The CWG achieved a high level of agreement on these points. But in its analysis of the Cross-community Working Group report, ICANN staff has insisted on outsourcing the decision to censor new top level domains. The staff report makes it clear exactly why this is happening: it is considered by them to be a very important part of a “risk mitigation strategy” for ICANN, Inc. “Without outside dispute resolution,” the staff wrote, “ICANN would have to re-evaluate risks and program costs overall.”

What a startling admission! ICANN’s lawyers are telling the board that if it makes the decision directly and by themselves, they might be held accountable legally. And indeed, isn’t that how things are supposed to work? Before you suppress anyone’s rights to expression you ought to be very careful, and if you do so without justification or arbitrarily, the victim should have legal recourse. But the staff is telling us that ICANN wants to be able to censor expression with minimal consequences. In order to achieve that goal it is proposing to launder the decision by outsourcing it to a private dispute resolution service provider. Then they can claim that “experts made the decision, not us.” This is a disgraceful act and must not stand.

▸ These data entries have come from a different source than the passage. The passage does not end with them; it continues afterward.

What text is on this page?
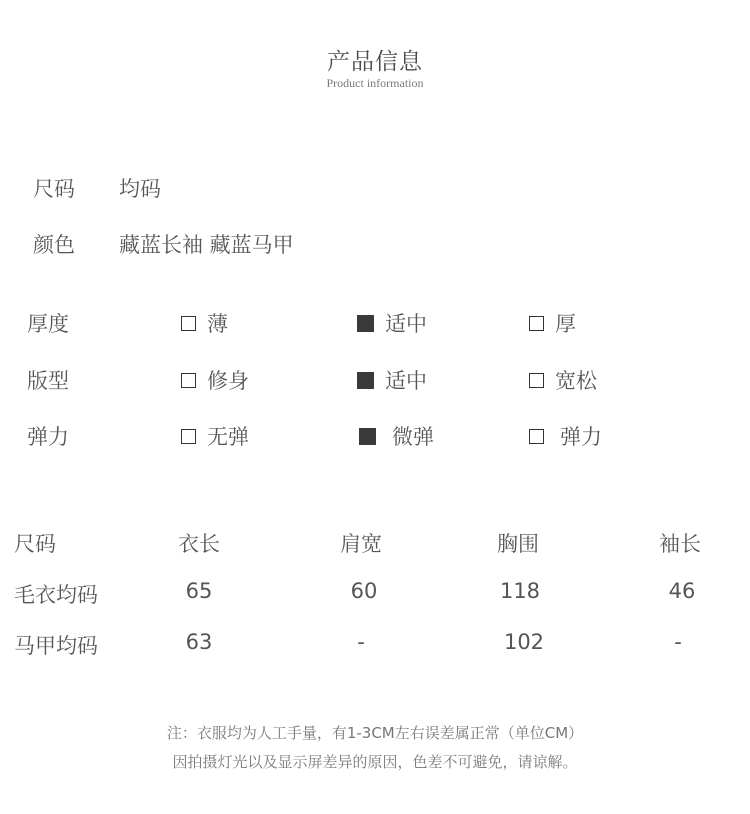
产品信息
Product information
尺码 均码
颜色 藏蓝长袖 藏蓝马甲
厚度	薄	适中	厚
版型	修身	适中	宽松
弹力	无弹	微弹	弹力
尺码	衣长	肩宽	胸围	袖长
毛衣均码	65	60	118	46
马甲均码	63	-	102	-
注：衣服均为人工手量，有1-3CM左右误差属正常（单位CM）
因拍摄灯光以及显示屏差异的原因，色差不可避免，请谅解。
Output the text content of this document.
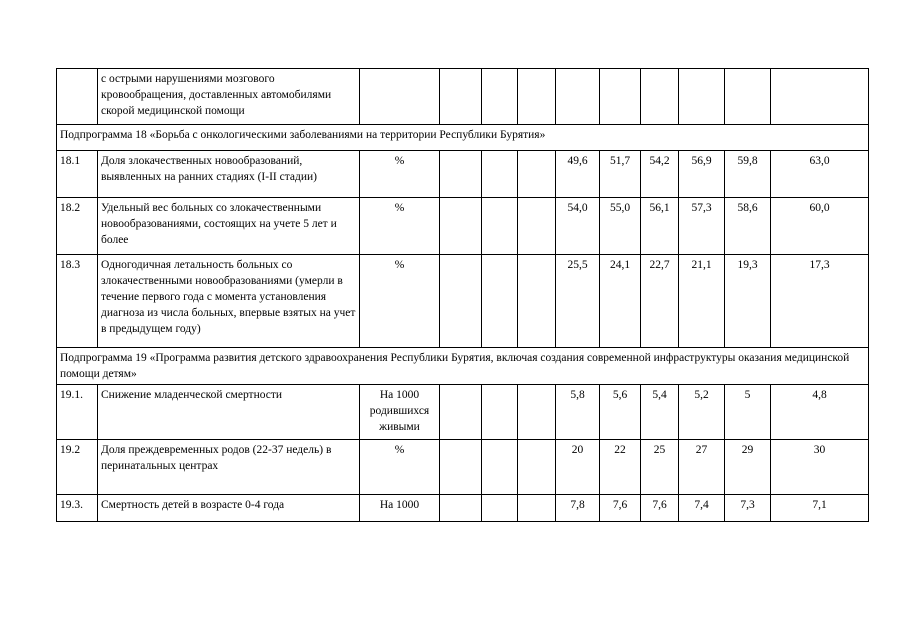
	с острыми нарушениями мозгового кровообращения, доставленных автомобилями скорой медицинской помощи										
Подпрограмма 18 «Борьба с онкологическими заболеваниями на территории Республики Бурятия»											
18.1	Доля злокачественных новообразований, выявленных на ранних стадиях (I-II стадии)	%				49,6	51,7	54,2	56,9	59,8	63,0
18.2	Удельный вес больных со злокачественными новообразованиями, состоящих на учете 5 лет и более	%				54,0	55,0	56,1	57,3	58,6	60,0
18.3	Одногодичная летальность больных со злокачественными новообразованиями (умерли в течение первого года с момента установления диагноза из числа больных, впервые взятых на учет в предыдущем году)	%				25,5	24,1	22,7	21,1	19,3	17,3
Подпрограмма 19 «Программа развития детского здравоохранения Республики Бурятия, включая создания современной инфраструктуры оказания медицинской помощи детям»											
19.1.	Снижение младенческой смертности	На 1000 родившихся живыми				5,8	5,6	5,4	5,2	5	4,8
19.2	Доля преждевременных родов (22-37 недель) в перинатальных центрах	%				20	22	25	27	29	30
19.3.	Смертность детей в возрасте 0-4 года	На 1000				7,8	7,6	7,6	7,4	7,3	7,1
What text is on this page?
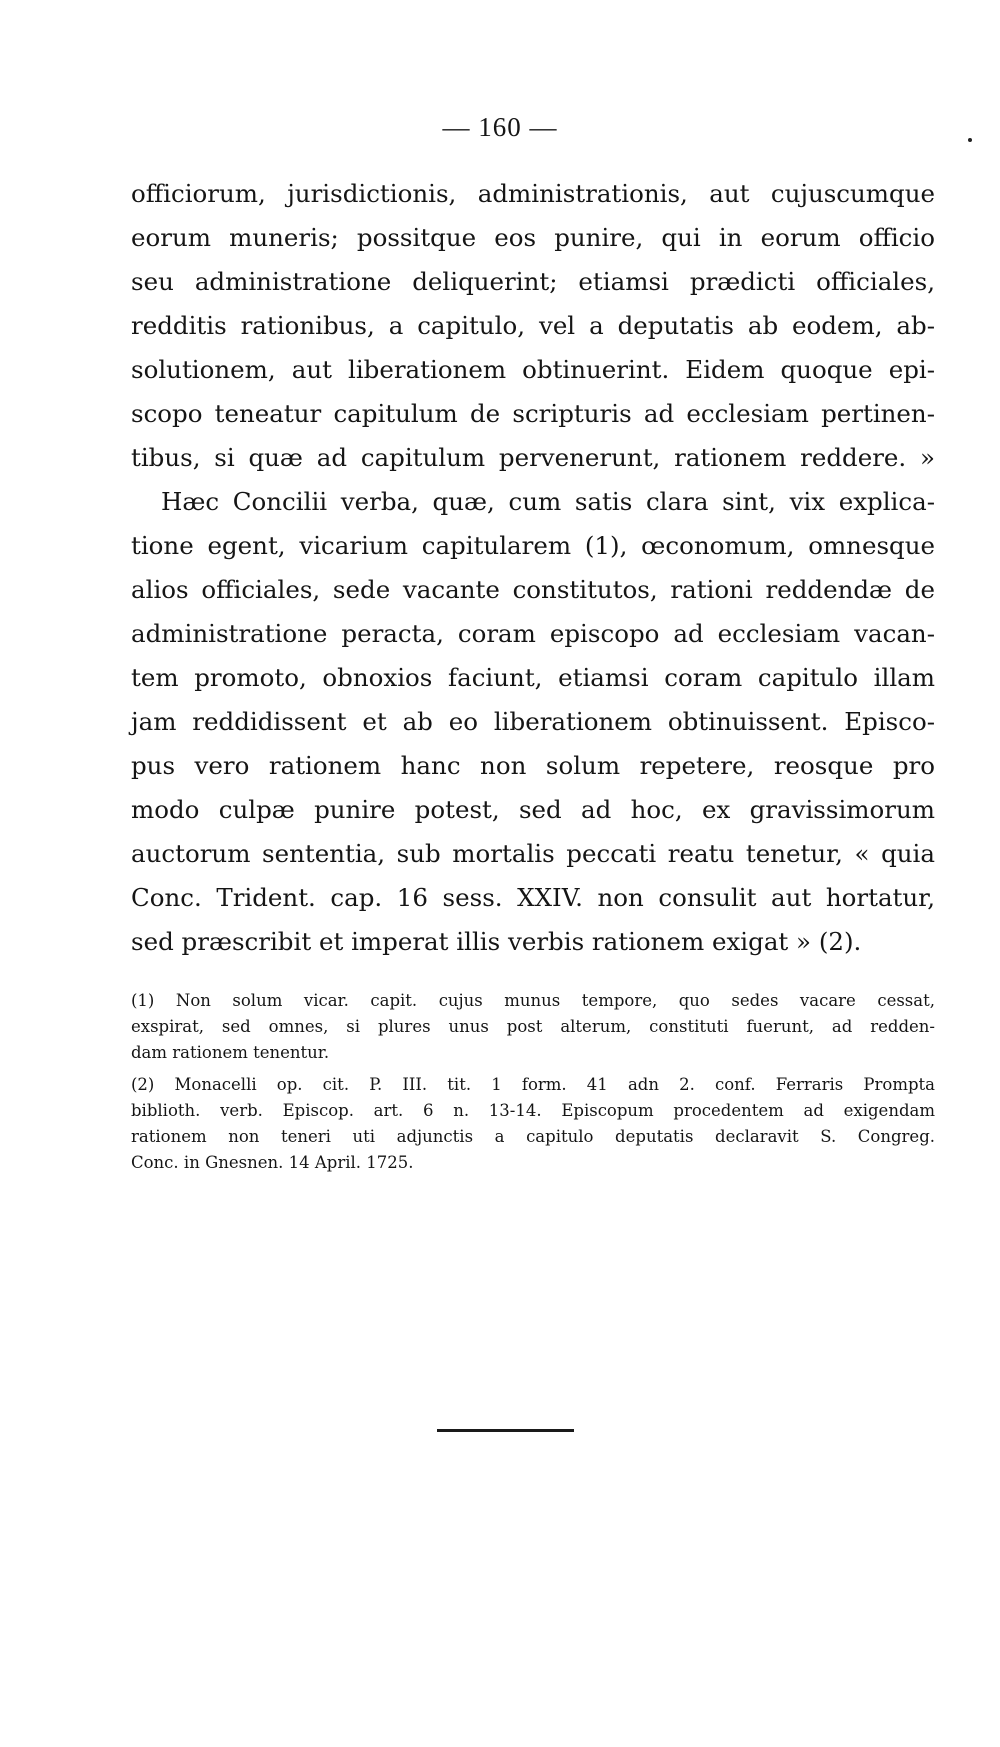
— 160 —
officiorum, jurisdictionis, administrationis, aut cujuscumque
eorum muneris; possitque eos punire, qui in eorum officio
seu administratione deliquerint; etiamsi prædicti officiales,
redditis rationibus, a capitulo, vel a deputatis ab eodem, ab-
solutionem, aut liberationem obtinuerint. Eidem quoque epi-
scopo teneatur capitulum de scripturis ad ecclesiam pertinen-
tibus, si quæ ad capitulum pervenerunt, rationem reddere. »
Hæc Concilii verba, quæ, cum satis clara sint, vix explica-
tione egent, vicarium capitularem (1), œconomum, omnesque
alios officiales, sede vacante constitutos, rationi reddendæ de
administratione peracta, coram episcopo ad ecclesiam vacan-
tem promoto, obnoxios faciunt, etiamsi coram capitulo illam
jam reddidissent et ab eo liberationem obtinuissent. Episco-
pus vero rationem hanc non solum repetere, reosque pro
modo culpæ punire potest, sed ad hoc, ex gravissimorum
auctorum sententia, sub mortalis peccati reatu tenetur, « quia
Conc. Trident. cap. 16 sess. XXIV. non consulit aut hortatur,
sed præscribit et imperat illis verbis rationem exigat » (2).
(1) Non solum vicar. capit. cujus munus tempore, quo sedes vacare cessat,
exspirat, sed omnes, si plures unus post alterum, constituti fuerunt, ad redden-
dam rationem tenentur.
(2) Monacelli op. cit. P. III. tit. 1 form. 41 adn 2. conf. Ferraris Prompta
biblioth. verb. Episcop. art. 6 n. 13-14. Episcopum procedentem ad exigendam
rationem non teneri uti adjunctis a capitulo deputatis declaravit S. Congreg.
Conc. in Gnesnen. 14 April. 1725.
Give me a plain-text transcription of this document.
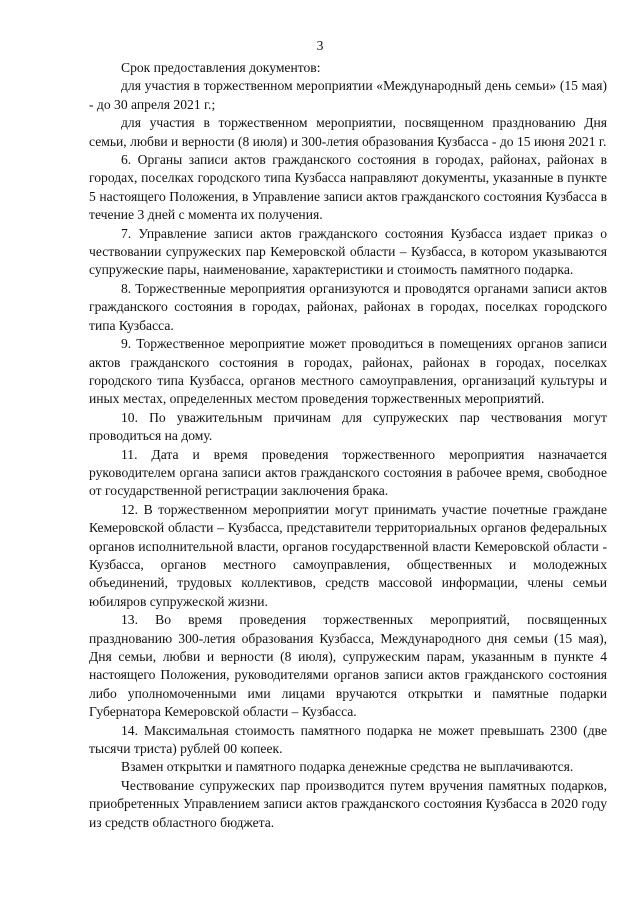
3

Срок предоставления документов:

для участия в торжественном мероприятии «Международный день семьи» (15 мая) - до 30 апреля 2021 г.;

для участия в торжественном мероприятии, посвященном празднованию Дня семьи, любви и верности (8 июля) и 300-летия образования Кузбасса - до 15 июня 2021 г.

6. Органы записи актов гражданского состояния в городах, районах, районах в городах, поселках городского типа Кузбасса направляют документы, указанные в пункте 5 настоящего Положения, в Управление записи актов гражданского состояния Кузбасса в течение 3 дней с момента их получения.

7. Управление записи актов гражданского состояния Кузбасса издает приказ о чествовании супружеских пар Кемеровской области – Кузбасса, в котором указываются супружеские пары, наименование, характеристики и стоимость памятного подарка.

8. Торжественные мероприятия организуются и проводятся органами записи актов гражданского состояния в городах, районах, районах в городах, поселках городского типа Кузбасса.

9. Торжественное мероприятие может проводиться в помещениях органов записи актов гражданского состояния в городах, районах, районах в городах, поселках городского типа Кузбасса, органов местного самоуправления, организаций культуры и иных местах, определенных местом проведения торжественных мероприятий.

10. По уважительным причинам для супружеских пар чествования могут проводиться на дому.

11. Дата и время проведения торжественного мероприятия назначается руководителем органа записи актов гражданского состояния в рабочее время, свободное от государственной регистрации заключения брака.

12. В торжественном мероприятии могут принимать участие почетные граждане Кемеровской области – Кузбасса, представители территориальных органов федеральных органов исполнительной власти, органов государственной власти Кемеровской области - Кузбасса, органов местного самоуправления, общественных и молодежных объединений, трудовых коллективов, средств массовой информации, члены семьи юбиляров супружеской жизни.

13. Во время проведения торжественных мероприятий, посвященных празднованию 300-летия образования Кузбасса, Международного дня семьи (15 мая), Дня семьи, любви и верности (8 июля), супружеским парам, указанным в пункте 4 настоящего Положения, руководителями органов записи актов гражданского состояния либо уполномоченными ими лицами вручаются открытки и памятные подарки Губернатора Кемеровской области – Кузбасса.

14. Максимальная стоимость памятного подарка не может превышать 2300 (две тысячи триста) рублей 00 копеек.

Взамен открытки и памятного подарка денежные средства не выплачиваются.

Чествование супружеских пар производится путем вручения памятных подарков, приобретенных Управлением записи актов гражданского состояния Кузбасса в 2020 году из средств областного бюджета.
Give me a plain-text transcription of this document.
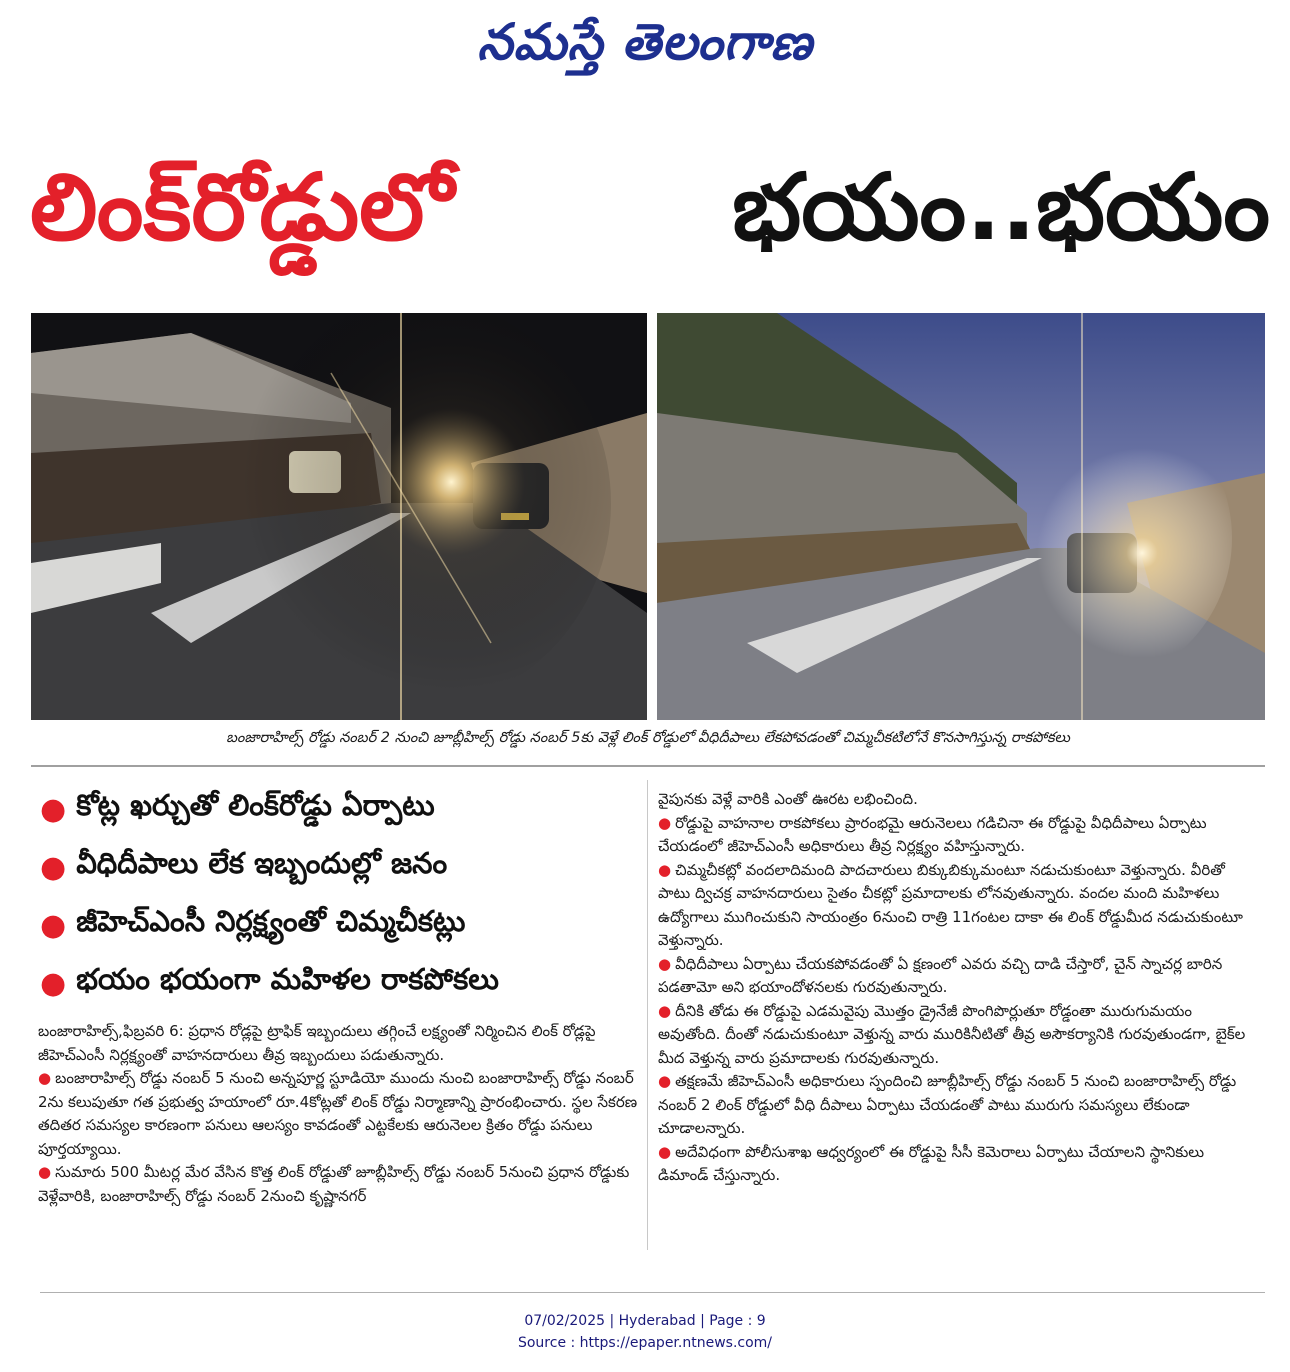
నమస్తే తెలంగాణ
లింక్‌రోడ్డులో	భయం..భయం
బంజారాహిల్స్ రోడ్డు నంబర్ 2 నుంచి జూబ్లీహిల్స్ రోడ్డు నంబర్ 5కు వెళ్లే లింక్ రోడ్డులో వీధిదీపాలు లేకపోవడంతో చిమ్మచీకటిలోనే కొనసాగిస్తున్న రాకపోకలు
● కోట్ల ఖర్చుతో లింక్‌రోడ్డు ఏర్పాటు
● వీధిదీపాలు లేక ఇబ్బందుల్లో జనం
● జీహెచ్‌ఎంసీ నిర్లక్ష్యంతో చిమ్మచీకట్లు
● భయం భయంగా మహిళల రాకపోకలు

బంజారాహిల్స్,ఫిబ్రవరి 6: ప్రధాన రోడ్లపై ట్రాఫిక్ ఇబ్బందులు తగ్గించే లక్ష్యంతో నిర్మించిన లింక్ రోడ్లపై జీహెచ్‌ఎంసీ నిర్లక్ష్యంతో వాహనదారులు తీవ్ర ఇబ్బందులు పడుతున్నారు.

● బంజారాహిల్స్ రోడ్డు నంబర్ 5 నుంచి అన్నపూర్ణ స్టూడియో ముందు నుంచి బంజారాహిల్స్ రోడ్డు నంబర్ 2ను కలుపుతూ గత ప్రభుత్వ హయాంలో రూ.4కోట్లతో లింక్ రోడ్డు నిర్మాణాన్ని ప్రారంభించారు. స్థల సేకరణ తదితర సమస్యల కారణంగా పనులు ఆలస్యం కావడంతో ఎట్టకేలకు ఆరునెలల క్రితం రోడ్డు పనులు పూర్తయ్యాయి.

● సుమారు 500 మీటర్ల మేర వేసిన కొత్త లింక్ రోడ్డుతో జూబ్లీహిల్స్ రోడ్డు నంబర్ 5నుంచి ప్రధాన రోడ్డుకు వెళ్లేవారికి, బంజారాహిల్స్ రోడ్డు నంబర్ 2నుంచి కృష్ణానగర్

వైపునకు వెళ్లే వారికి ఎంతో ఊరట లభించింది.

● రోడ్డుపై వాహనాల రాకపోకలు ప్రారంభమై ఆరునెలలు గడిచినా ఈ రోడ్డుపై వీధిదీపాలు ఏర్పాటు చేయడంలో జీహెచ్‌ఎంసీ అధికారులు తీవ్ర నిర్లక్ష్యం వహిస్తున్నారు.

● చిమ్మచీకట్లో వందలాదిమంది పాదచారులు బిక్కుబిక్కుమంటూ నడుచుకుంటూ వెళ్తున్నారు. వీరితో పాటు ద్విచక్ర వాహనదారులు సైతం చీకట్లో ప్రమాదాలకు లోనవుతున్నారు. వందల మంది మహిళలు ఉద్యోగాలు ముగించుకుని సాయంత్రం 6నుంచి రాత్రి 11గంటల దాకా ఈ లింక్ రోడ్డుమీద నడుచుకుంటూ వెళ్తున్నారు.

● వీధిదీపాలు ఏర్పాటు చేయకపోవడంతో ఏ క్షణంలో ఎవరు వచ్చి దాడి చేస్తారో, చైన్ స్నాచర్ల బారిన పడతామో అని భయాందోళనలకు గురవుతున్నారు.

● దీనికి తోడు ఈ రోడ్డుపై ఎడమవైపు మొత్తం డ్రైనేజీ పొంగిపొర్లుతూ రోడ్డంతా మురుగుమయం అవుతోంది. దీంతో నడుచుకుంటూ వెళ్తున్న వారు మురికినీటితో తీవ్ర అసౌకర్యానికి గురవుతుండగా, బైక్‌ల మీద వెళ్తున్న వారు ప్రమాదాలకు గురవుతున్నారు.

● తక్షణమే జీహెచ్‌ఎంసీ అధికారులు స్పందించి జూబ్లీహిల్స్ రోడ్డు నంబర్ 5 నుంచి బంజారాహిల్స్ రోడ్డు నంబర్ 2 లింక్ రోడ్డులో వీధి దీపాలు ఏర్పాటు చేయడంతో పాటు మురుగు సమస్యలు లేకుండా చూడాలన్నారు.

● అదేవిధంగా పోలీసుశాఖ ఆధ్వర్యంలో ఈ రోడ్డుపై సీసీ కెమెరాలు ఏర్పాటు చేయాలని స్థానికులు డిమాండ్ చేస్తున్నారు.

07/02/2025 | Hyderabad | Page : 9
Source : https://epaper.ntnews.com/
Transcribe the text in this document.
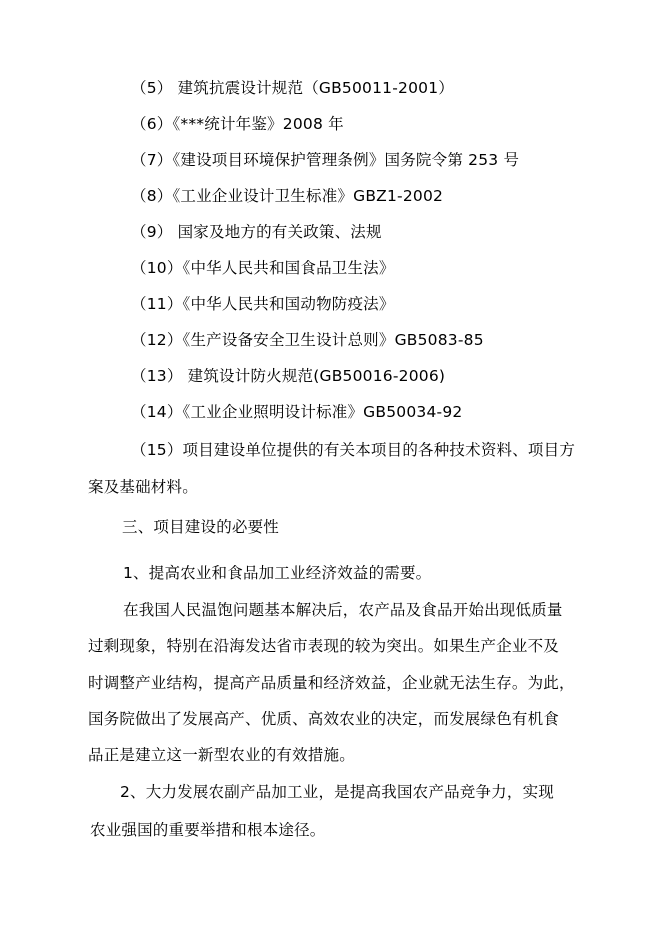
（5） 建筑抗震设计规范（GB50011-2001）
（6）《***统计年鉴》2008 年
（7）《建设项目环境保护管理条例》国务院令第 253 号
（8）《工业企业设计卫生标准》GBZ1-2002
（9） 国家及地方的有关政策、法规
（10）《中华人民共和国食品卫生法》
（11）《中华人民共和国动物防疫法》
（12）《生产设备安全卫生设计总则》GB5083-85
（13） 建筑设计防火规范(GB50016-2006)
（14）《工业企业照明设计标准》GB50034-92
（15）项目建设单位提供的有关本项目的各种技术资料、项目方
案及基础材料。
三、项目建设的必要性
1、提高农业和食品加工业经济效益的需要。
在我国人民温饱问题基本解决后，农产品及食品开始出现低质量
过剩现象，特别在沿海发达省市表现的较为突出。如果生产企业不及
时调整产业结构，提高产品质量和经济效益，企业就无法生存。为此，
国务院做出了发展高产、优质、高效农业的决定，而发展绿色有机食
品正是建立这一新型农业的有效措施。
2、大力发展农副产品加工业，是提高我国农产品竞争力，实现
农业强国的重要举措和根本途径。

There were other odd aspects to the staff report. The CWG unanimously agreed to discard “morality and public order” as a label describing the objection and recommended using another term. The label with the strongest support in the group was “Objections Based on General Principles of International Law.” Interestingly, even the former CEO of ICANN, Paul Twomey, supported that label in the public comment period, offering an eloquent explanation of why we need to keep the scope of the objections narrow and tied to law – not “interests” or “sensitivities” or any other mushy rationale. The CWG considered, and strongly rejected the term “public interest” as the basis for objections because that is far too broad and subjective a term. Claims that a TLD string or concept is not in “the public interest” could be made about virtually anything. And yet, the staff has chosen to re-label Recommendation 6 as “limited public interest” (LPI). This arbitrary and groundless change can probably be reversed. It is much more desirable to base objections on “general principles of international law” and ICANN staff has no valid rationale for choosing the term it did.

The staff has also refused to implement changes proposed to the role of the Independent Objector. There was broad consensus in the CWG that it was a bad idea to give an essentially unaccountable individual an untrammeled right to initiate censorship requests on his or her own. The staff insists on creating this monster, however.

As noted, a re-convening of CWG to confer with the almighty staff will be held tomorrow. Hopefully it will produce positive results.